Remaining EU members will introduce the new SCA regulation by December 31, 2020. At the moment, online businesses are not prepared to implement this new regulation due to its complexity.
Next September 2019, SCA (Strong Customer Authentication) will be introduced as part of the European Directive PSD2 (Second Payment Services Directive), which regulates the security standards for payment transactions.
The SCA will be applied to payment transactions within the EEA (European Economic Area) and will require final customers to provide an additional authentication step at checkout. Final customers will need to present at least two of the following three elements: something the customer knows (a PIN), something the customer owns (a credit card) and something the customer is (a fingerprint or facial recognition, for example). From September 14, 2019, transactions not meeting with the SCA requirements will be declined.
The aim is to reduce fraud and make online payments more secure, but comply with the SCA and balance the user experience will be a great challenge for some sectors, especially the travel one.
In the travel sector, many transactions are not paid at the time of checkout, where it will be easy to authenticate the customer. Customers usually save their payment details and pay when checking-out of the hotel, in some cases after months from when the first transaction was done. The complexity of the payment flow and the multiple actors involved in the process make the SCA a challenge for the sector.
That is why SCA and the PSD2 Directive were the main topics of a panel at the baVel Travel Summit, organized by Voxel Group and held in Barcelona last 22nd and 23rd of May. Experts participating in the panel – OTA’s, hotels and payments technology representatives – agreed on the uncertainty that this new requirement is generating to companies.
“There is a lot of uncertainty, split in multiple angles, and especially it sits with the implementation of the SCA”, explained Head of Product Marketing & Payments Business at Booking.com, Morten Larsen.

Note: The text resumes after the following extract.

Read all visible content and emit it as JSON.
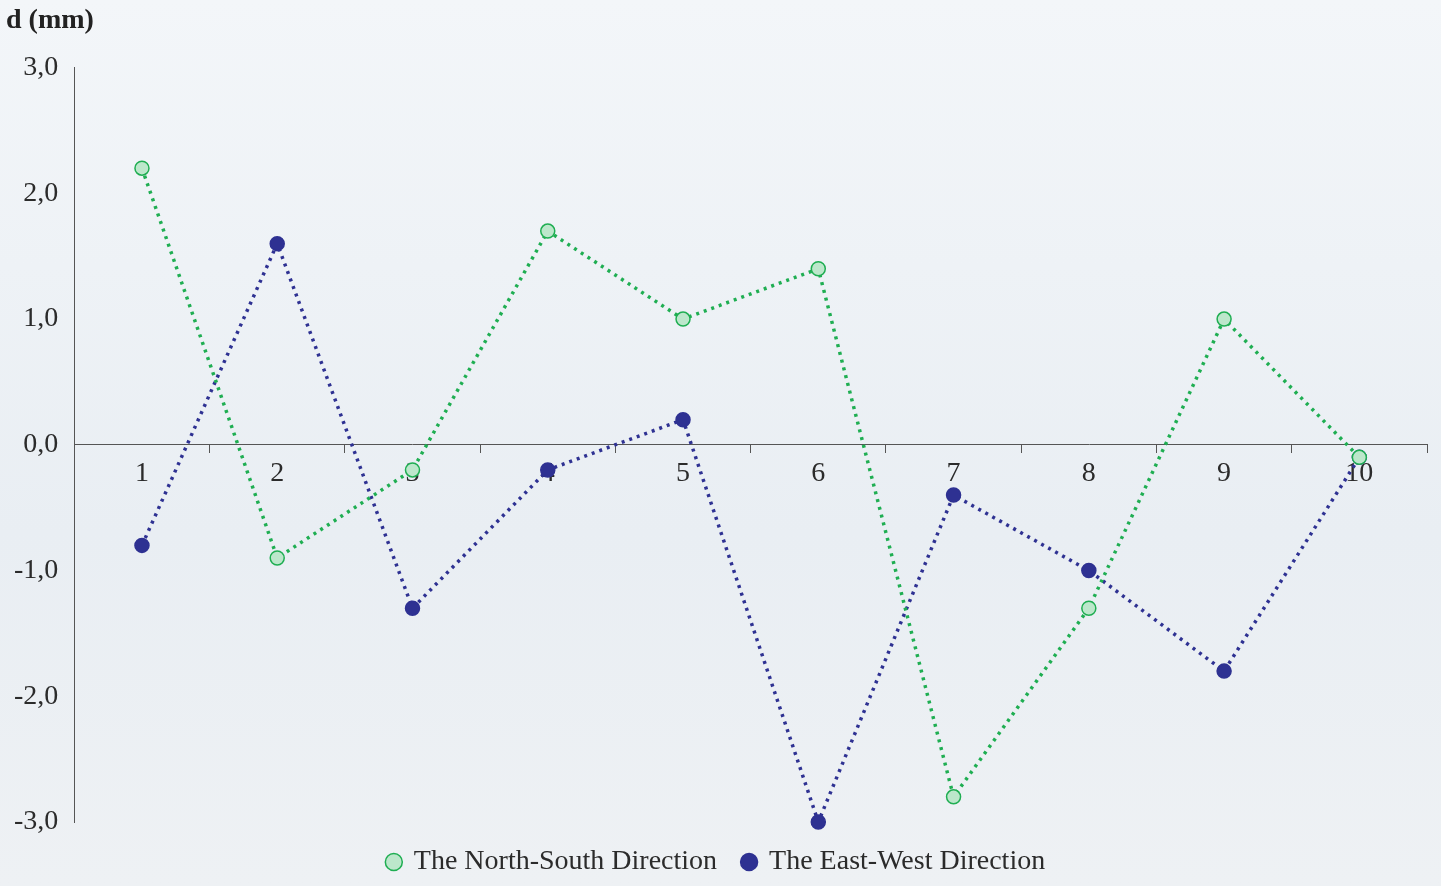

From the hotels perspective, Credit & Insurance Senior Director at Meliá Hotels International, Gaspar Llabrés shared the opinion that the SCA puts them in a complex scenario. “We are waiting for final technical documentation from the processors in order to know exactly what we have to develop and what we have to set up”. On the other hand, payment processors are also complaining about the lack of information. “There’s been a lack of specificity on how we have to apply this regulation from a financial point of view”, affirmed Board of Directors at HEDNA and CEO at XanderPay, Mike Carlo.

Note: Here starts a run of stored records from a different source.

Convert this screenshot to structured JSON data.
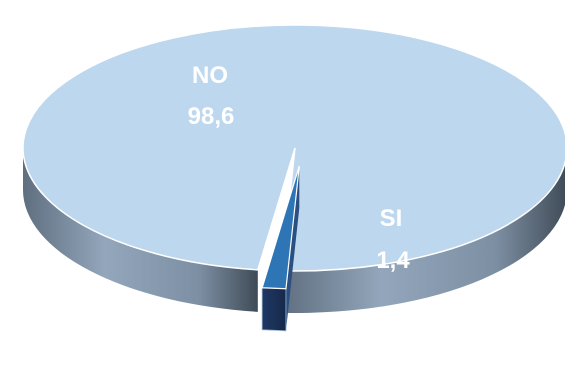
{
  "chart_data": {
    "type": "pie",
    "categories": [
      "NO",
      "SI"
    ],
    "values": [
      98.6,
      1.4
    ],
    "value_labels": [
      "98,6",
      "1,4"
    ],
    "colors": {
      "NO_top": "#bdd7ee",
      "NO_side": "#8497b0",
      "SI_top": "#2e75b6",
      "SI_side": "#1f3864"
    },
    "legend": "none",
    "title": ""
  }
}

According to Edgar & Dunn Company, the consultancy firm for payments and digital financial services, the SCA will not only be a technical issue for businesses, but it will directly affect the guest experience. “The SCA should be included in the commercial strategy, as it will affect the core business and it could potentially reduce conversion rates”, explained Director at Edgar & Dunn Company, Pascal Burg.
Booking.com stated that the main problem comes from the lack of information and communication of this initiative. “We work with a lot of independent accommodation partners, all the way from guest houses to small independent hotels. Our next challenge is to educate this type of accommodation partners about such a complex regulation, as they don’t even know this is coming soon”.
The SCA will come into force September 14 in Europe, but its implementation will be at a national scale. “It will be interesting to see if they will have a soft or hard enforcement depending on the country”, pointed Larsen. At the moment, it is not known the real impact of the SCA, but the different parties agree on the importance of businesses talking to their acquirers to get a better understanding of the regulation, its impact to their business and in order to maintain their conversions.